On Sat, May 04, 2024 at 08:53:47AM -0700, Linus Torvalds wrote:

>   poll_wait
>     -> __pollwait
>      -> get_file (*boom*)
> 
> but the boom is very small because the poll_wait() will be undone by
> poll_freewait(), and normally poll/select has held the file count
> elevated.

Not quite.  It's not that poll_wait() calls __pollwait(); it calls
whatever callback that caller of ->poll() has set for it.

__pollwait users (select(2) and poll(2), currently) must (and do) make
sure that refcount is elevated; others (and epoll is not the only one)
need to do whatever's right for their callbacks.
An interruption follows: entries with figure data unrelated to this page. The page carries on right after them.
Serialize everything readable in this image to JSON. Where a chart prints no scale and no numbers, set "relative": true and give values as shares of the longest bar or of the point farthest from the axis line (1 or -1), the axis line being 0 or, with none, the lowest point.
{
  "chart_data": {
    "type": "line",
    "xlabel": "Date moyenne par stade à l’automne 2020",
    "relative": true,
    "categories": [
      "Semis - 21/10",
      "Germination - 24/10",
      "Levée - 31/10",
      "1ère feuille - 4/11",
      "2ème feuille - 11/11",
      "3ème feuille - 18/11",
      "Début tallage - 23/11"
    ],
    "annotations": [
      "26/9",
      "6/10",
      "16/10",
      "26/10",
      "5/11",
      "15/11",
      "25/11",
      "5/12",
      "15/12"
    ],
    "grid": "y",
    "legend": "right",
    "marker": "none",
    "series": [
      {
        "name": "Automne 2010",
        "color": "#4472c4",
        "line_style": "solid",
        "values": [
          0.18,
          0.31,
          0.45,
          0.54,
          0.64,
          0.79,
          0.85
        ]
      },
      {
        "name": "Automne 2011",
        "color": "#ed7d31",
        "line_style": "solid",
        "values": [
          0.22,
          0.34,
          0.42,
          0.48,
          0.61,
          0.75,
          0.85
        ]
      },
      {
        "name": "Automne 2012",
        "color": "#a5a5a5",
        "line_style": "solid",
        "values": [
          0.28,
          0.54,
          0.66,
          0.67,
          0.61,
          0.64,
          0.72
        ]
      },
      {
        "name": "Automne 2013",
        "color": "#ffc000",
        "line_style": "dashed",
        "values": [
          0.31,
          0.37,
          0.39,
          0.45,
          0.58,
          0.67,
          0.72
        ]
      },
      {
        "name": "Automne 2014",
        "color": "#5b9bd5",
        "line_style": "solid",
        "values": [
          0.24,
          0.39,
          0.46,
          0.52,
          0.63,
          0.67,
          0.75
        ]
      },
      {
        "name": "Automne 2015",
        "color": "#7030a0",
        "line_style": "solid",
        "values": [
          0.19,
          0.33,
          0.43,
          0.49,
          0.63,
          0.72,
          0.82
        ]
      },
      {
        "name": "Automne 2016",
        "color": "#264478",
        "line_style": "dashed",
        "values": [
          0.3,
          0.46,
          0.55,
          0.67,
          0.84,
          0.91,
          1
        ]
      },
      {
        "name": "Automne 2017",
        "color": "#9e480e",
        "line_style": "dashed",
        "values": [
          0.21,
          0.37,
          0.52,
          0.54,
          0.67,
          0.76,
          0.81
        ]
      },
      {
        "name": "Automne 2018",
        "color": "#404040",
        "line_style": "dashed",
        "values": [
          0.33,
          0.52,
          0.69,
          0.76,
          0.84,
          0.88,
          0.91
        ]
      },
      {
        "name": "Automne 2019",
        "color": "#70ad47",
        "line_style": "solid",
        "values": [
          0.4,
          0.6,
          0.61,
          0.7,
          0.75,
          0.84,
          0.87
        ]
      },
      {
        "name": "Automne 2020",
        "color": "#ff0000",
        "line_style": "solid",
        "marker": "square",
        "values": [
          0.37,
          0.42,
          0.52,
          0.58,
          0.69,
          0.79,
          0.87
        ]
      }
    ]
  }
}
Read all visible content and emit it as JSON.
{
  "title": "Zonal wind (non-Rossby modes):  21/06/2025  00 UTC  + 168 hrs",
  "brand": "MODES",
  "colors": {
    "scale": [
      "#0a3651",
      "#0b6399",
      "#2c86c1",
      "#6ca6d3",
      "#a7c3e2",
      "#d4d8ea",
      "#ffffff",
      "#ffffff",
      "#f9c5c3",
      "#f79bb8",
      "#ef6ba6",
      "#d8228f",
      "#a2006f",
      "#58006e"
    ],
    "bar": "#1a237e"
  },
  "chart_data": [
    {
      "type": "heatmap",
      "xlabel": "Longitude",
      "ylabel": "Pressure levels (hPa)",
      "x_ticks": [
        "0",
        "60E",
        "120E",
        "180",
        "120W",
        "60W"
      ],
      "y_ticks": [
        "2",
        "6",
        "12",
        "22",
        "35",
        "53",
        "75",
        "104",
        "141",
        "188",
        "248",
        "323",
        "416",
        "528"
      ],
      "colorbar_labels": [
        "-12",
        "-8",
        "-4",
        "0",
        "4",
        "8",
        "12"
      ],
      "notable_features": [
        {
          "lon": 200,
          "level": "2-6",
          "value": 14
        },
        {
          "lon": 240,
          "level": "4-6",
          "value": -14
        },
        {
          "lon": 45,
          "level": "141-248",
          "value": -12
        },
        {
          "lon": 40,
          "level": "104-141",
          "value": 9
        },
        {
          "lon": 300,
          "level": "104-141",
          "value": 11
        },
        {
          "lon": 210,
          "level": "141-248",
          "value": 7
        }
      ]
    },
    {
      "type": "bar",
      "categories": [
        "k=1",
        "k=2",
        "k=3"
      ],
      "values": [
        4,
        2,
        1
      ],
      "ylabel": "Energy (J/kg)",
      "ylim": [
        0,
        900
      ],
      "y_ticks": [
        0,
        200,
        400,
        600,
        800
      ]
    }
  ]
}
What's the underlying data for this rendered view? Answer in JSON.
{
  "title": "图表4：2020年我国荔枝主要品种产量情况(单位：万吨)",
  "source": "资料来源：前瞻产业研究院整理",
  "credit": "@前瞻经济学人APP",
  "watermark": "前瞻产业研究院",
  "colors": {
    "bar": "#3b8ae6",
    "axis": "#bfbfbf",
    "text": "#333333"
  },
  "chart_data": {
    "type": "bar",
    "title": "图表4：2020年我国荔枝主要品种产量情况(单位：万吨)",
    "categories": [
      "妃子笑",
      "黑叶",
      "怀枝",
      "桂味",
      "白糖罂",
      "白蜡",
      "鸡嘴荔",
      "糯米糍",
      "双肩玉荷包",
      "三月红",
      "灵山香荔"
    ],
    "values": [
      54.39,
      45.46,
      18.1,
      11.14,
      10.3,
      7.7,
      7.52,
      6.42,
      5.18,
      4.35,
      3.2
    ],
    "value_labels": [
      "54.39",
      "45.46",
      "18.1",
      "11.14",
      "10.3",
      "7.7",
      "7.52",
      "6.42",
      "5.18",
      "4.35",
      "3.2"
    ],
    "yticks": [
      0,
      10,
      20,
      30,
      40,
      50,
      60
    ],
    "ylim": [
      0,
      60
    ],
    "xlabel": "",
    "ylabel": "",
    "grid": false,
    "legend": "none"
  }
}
I've no problem with having epoll grab a reference, but if we make that
a universal requirement ->poll() instances can rely upon, we'd better
verify that *all* vfs_poll() are OK.  And that ought to go into
Documentation/filesystems/porting.rst ("callers of vfs_poll() must
make sure that file is pinned; ->poll() instances may rely upon that,
but they'd better be very careful about grabbing extra references themselves -
it's acceptable for files on internal mounts, but *NOT* for anything on
mountable filesystems.  Any instance that does it needs an explicit
comment telling not to reuse that blindly." or something along those
lines).

Excluding epoll, select/poll and callers that have just done fdget() and will
do fdput() after vfs_poll(), we have this:

drivers/vhost/vhost.c:213:      mask = vfs_poll(file, &poll->table);
	vhost_poll_start().  Might get interesting...  Calls working
with vq->kick as file seem to rely upon vq->mutex, but I'll need to
refresh my memories of that code to check if that's all we need - and
then there's vhost_net_enable_vq(), which also needs an audit.

fs/aio.c:1738:          mask = vfs_poll(req->file, &pt) & req->events;
fs/aio.c:1932:  mask = vfs_poll(req->file, &apt.pt) & req->events;
	aio_poll() and aio_poll_wake() resp.  req->file here is actually ->ki_filp
	of iocb that contains work as iocb->req.work; it get dropped only in
	iocb_destroy(), which also frees iocb.  Any call that might've run into
	req->file not pinned is already in UAF land.

io_uring/poll.c:303:                    req->cqe.res = vfs_poll(req->file, &pt) & req->apoll_events;
io_uring/poll.c:622:    mask = vfs_poll(req->file, &ipt->pt) & poll->events;
	Should have req->file pinned, but I'll need to RTFS a bit for
details.  That, or ask Jens to confirm...

net/9p/trans_fd.c:236:  ret = vfs_poll(ts->rd, pt);
net/9p/trans_fd.c:238:          ret = (ret & ~EPOLLOUT) | (vfs_poll(ts->wr, pt) & ~EPOLLIN);
	p9_fd_poll(); ->rd and ->wr are pinned and won't get dropped until
p9_fd_close(), which frees ts immediately afterwards.  IOW, if we risk
being called with ->rd or ->wr not pinned, we are in UAF land already.
Incidentally, what the hell is this in p9_fd_open()?
         * It's technically possible for userspace or concurrent mounts to
         * modify this flag concurrently, which will likely result in a
         * broken filesystem. However, just having bad flags here should
         * not crash the kernel or cause any other sort of bug, so mark this
         * particular data race as intentional so that tooling (like KCSAN)
         * can allow it and detect further problems.
         */
Why not simply fix the race instead?  As in
	spin_lock(&ts->rd->f_lock);
        ts->rd->f_flags |= O_NONBLOCK;
	spin_unlock(&ts->rd->f_lock);
and similar for ts->wr?  Sigh...